Mini Design Challenge I: Who’s That?
So, I was going to make this a post, but I’ve decided that, instead, I’m going to ask it as a mini design challenge, something like what Eric Zimmerman does at GDC, but for everyone that reads my blog, and more focused on themes or techniques that are common in traditional media, but haven’t found a real home yet in games. I’m hoping to be able to do one of these every Monday, so make sure to check back for new mini design challenges!
This first mini design challenge is about anonymity. In plays and movies, directors can sometimes make a great artistic impact by creating anonymous actors: the “every man” so to speak. Specifically, I’m thinking about the play and movies based on Shakespeare’s Titus Andronicus, both directed by Julie Taymor (of Lion King on Broadway fame). In the play, there’s a scene where Titus is pleading with a group of town’s people to spare the lives of his sons as they are carted off to be executed. When Taymor directed this, in the stage version she made all of the people stone statues that were rolled across stage, and in the movie version the camera never faces the town’s people’s faces, and ends with Anthony Hopkins on the ground as their feet walk around him. Because of this anonymity, we don’t feel any connection with the town’s people, and in fact see them as cold and uncaring toward the old man’s plight.
Anonymity is also used frequently in the movie Brazil.

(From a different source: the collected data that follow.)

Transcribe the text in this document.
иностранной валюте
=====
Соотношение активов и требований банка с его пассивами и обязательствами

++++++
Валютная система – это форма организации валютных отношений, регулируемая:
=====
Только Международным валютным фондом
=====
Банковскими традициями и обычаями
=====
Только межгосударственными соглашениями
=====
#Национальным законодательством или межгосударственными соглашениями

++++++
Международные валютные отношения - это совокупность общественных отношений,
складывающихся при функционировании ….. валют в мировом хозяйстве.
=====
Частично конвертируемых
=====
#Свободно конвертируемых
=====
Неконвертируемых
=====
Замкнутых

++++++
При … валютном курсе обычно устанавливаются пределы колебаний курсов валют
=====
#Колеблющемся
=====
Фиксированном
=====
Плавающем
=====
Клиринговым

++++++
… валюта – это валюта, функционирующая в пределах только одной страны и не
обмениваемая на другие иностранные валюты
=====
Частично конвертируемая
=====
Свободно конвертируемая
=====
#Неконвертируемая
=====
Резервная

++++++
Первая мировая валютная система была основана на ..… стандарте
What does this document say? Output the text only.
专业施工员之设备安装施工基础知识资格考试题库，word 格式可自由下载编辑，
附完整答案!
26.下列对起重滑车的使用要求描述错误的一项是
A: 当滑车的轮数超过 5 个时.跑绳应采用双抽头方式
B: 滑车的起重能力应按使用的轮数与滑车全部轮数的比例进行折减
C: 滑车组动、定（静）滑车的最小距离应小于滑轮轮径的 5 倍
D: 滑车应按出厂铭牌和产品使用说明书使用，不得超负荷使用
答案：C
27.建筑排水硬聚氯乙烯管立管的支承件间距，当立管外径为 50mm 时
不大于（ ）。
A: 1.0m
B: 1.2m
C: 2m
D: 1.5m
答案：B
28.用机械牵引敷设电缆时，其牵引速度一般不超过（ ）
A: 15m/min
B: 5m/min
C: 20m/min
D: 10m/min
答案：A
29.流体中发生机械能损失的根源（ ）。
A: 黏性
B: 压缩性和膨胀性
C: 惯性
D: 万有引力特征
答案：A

Director Terry Gilliam directs everyone very similarly and in similar costumes, including the main character, though most of the time the extra’s faces are hidden behind darker lighting. This makes them seam like industrial robots, uncaring and unfeeling toward everyone, much less a crazy main character. In my mind, it is very similar to how a 1984 or Brave New World movie would be directed: everyone the same, going through the motions of daily life, uncaring and unfeeling.
So the question (or challenge) is, how can we use anonymity in games to similar artistic advantage? In what ways are we already using anonymity (either purposefully or not) in ways other than creating cannon fodder? Can we make characters in games that are just anonymous enough in a situation that the player wants their help, but find them uncaring an unmovable? \How would you make a game made up almost completely of anonymous NPCs, and what artistic purpose would you want it to serve?